People in Uganda have been using it for millennia, particularly as a massage cream. Women in the region are known for their incredible skin, even though they’re all working in the fields every day under the hot sun, they have this velvety skin. You figure how is this possible? They credit it with being massaged with this nut since they were babies, and also using it in the local skincare ritual. The baby massage thing is really cool. In America we massage our babies with petroleum-based stuff with artificial fragrance and other crap. They also use it as a cooking oil, you can totally put a tablespoon of it in your smoothie in the morning. And you get the essential fatty acids.

So I can actually eat the product right out of the jar? Or is there an edible version I buy at the grocery store?
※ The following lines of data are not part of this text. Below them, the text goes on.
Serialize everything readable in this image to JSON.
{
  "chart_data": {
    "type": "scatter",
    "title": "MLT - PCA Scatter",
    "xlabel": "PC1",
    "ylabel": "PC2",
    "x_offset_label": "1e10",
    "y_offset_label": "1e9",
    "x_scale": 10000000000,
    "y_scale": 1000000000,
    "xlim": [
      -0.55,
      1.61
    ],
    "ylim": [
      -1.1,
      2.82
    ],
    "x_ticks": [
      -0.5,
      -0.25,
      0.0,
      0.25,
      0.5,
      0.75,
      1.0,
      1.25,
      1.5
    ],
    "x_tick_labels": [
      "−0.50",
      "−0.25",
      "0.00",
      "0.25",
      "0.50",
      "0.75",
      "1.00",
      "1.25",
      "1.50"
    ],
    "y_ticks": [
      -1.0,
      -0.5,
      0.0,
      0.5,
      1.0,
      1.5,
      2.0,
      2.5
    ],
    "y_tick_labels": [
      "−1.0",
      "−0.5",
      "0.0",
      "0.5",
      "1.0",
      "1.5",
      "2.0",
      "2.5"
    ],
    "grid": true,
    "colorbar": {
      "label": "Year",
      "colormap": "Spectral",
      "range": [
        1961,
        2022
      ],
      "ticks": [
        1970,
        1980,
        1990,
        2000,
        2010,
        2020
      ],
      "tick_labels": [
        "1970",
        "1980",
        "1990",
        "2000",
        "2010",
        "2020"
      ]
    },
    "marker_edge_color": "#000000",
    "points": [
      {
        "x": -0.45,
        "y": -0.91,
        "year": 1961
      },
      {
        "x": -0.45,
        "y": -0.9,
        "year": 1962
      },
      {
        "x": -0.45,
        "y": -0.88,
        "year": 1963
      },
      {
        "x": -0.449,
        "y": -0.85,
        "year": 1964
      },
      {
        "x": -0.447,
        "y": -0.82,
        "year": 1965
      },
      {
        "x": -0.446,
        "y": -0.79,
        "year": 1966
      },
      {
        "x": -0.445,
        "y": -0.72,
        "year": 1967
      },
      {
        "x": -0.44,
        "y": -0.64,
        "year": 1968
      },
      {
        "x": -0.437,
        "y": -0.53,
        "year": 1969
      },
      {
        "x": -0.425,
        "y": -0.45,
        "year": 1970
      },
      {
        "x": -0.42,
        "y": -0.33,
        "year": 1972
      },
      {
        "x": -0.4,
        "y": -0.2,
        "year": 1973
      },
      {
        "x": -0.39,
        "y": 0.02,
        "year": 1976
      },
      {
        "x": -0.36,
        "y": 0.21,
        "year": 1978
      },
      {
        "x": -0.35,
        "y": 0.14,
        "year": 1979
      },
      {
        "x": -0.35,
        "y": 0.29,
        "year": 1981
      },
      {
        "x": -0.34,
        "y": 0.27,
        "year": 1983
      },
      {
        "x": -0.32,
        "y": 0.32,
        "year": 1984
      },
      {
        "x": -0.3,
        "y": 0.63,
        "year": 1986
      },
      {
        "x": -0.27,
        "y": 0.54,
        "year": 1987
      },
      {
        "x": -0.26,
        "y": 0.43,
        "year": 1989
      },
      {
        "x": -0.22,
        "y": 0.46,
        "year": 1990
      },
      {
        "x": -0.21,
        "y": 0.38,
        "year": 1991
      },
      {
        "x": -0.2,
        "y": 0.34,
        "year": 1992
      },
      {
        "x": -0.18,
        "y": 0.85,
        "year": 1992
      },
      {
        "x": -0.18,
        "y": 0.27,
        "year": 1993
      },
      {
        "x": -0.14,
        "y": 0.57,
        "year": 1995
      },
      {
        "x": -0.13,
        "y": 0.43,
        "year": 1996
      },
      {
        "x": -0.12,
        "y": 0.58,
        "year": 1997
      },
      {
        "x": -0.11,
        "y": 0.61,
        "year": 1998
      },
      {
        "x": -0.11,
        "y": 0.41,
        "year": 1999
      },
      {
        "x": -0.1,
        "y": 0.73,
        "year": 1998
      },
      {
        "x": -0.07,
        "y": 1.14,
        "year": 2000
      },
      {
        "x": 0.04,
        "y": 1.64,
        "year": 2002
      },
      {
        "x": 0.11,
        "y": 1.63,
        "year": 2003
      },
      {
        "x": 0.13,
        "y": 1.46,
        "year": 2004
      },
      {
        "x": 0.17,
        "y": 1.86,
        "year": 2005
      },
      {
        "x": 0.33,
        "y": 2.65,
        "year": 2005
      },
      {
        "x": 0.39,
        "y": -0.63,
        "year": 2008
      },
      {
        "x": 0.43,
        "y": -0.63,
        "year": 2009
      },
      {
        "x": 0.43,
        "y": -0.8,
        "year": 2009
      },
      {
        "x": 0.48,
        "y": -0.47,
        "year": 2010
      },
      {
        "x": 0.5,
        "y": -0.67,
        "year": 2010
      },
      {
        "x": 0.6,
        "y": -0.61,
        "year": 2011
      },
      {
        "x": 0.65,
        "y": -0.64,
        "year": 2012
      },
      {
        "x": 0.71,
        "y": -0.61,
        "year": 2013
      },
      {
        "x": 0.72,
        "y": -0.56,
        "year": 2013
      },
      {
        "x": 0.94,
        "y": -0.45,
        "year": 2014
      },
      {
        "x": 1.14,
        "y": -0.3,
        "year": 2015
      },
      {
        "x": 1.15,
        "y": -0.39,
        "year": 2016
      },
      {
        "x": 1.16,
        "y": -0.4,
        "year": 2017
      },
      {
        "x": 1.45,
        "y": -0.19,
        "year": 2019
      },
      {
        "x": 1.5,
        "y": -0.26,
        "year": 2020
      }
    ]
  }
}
You can eat the product right from the jar. I was on QVC and I made truffles with my Nilotica product. I told the host she was eating Nilotica, and then to prove it, I ate it straight from the jar. I put a teaspoon of it into my smoothies. Consuming fats and oils are so good for your skin.

I know a huge part your business is employing war widows to harvest it, paying them fair wages they would not otherwise get.

We work with a fair trade cooperative so the women make an average of three times more than they would make doing anything else and they’re paid by the volume of the amount of nuts they harvest. Then we have a local processor, which crushes the individual nut. Eventually I’d love to own the whole processing facility, but we’re so small we can’t afford to do that, but I hope that eventually we’ll get there.

And what’s next for you?

We have a few products launching in the next several months. The idea is to have collections based on a hero ingredient. Nilotica was our first ingredient and we are working on our second collection which will either be from Myanmar or the Amazon. We have a highlighter coming out called goddess oil, which is basically Nilotica with subtle mineral pigment. It’s the cleanest we can figure out that has a slight color benefit. We’re also going to do a body product this year with few ingredients. Imagine if we sold an oil where at the bottom there were peppercorns or a cinnamon stick. I just have to figure out what’s possible. Each collection I do I want to have a pure version of the hero ingredient we use. But it always has to be certified organic and additive free.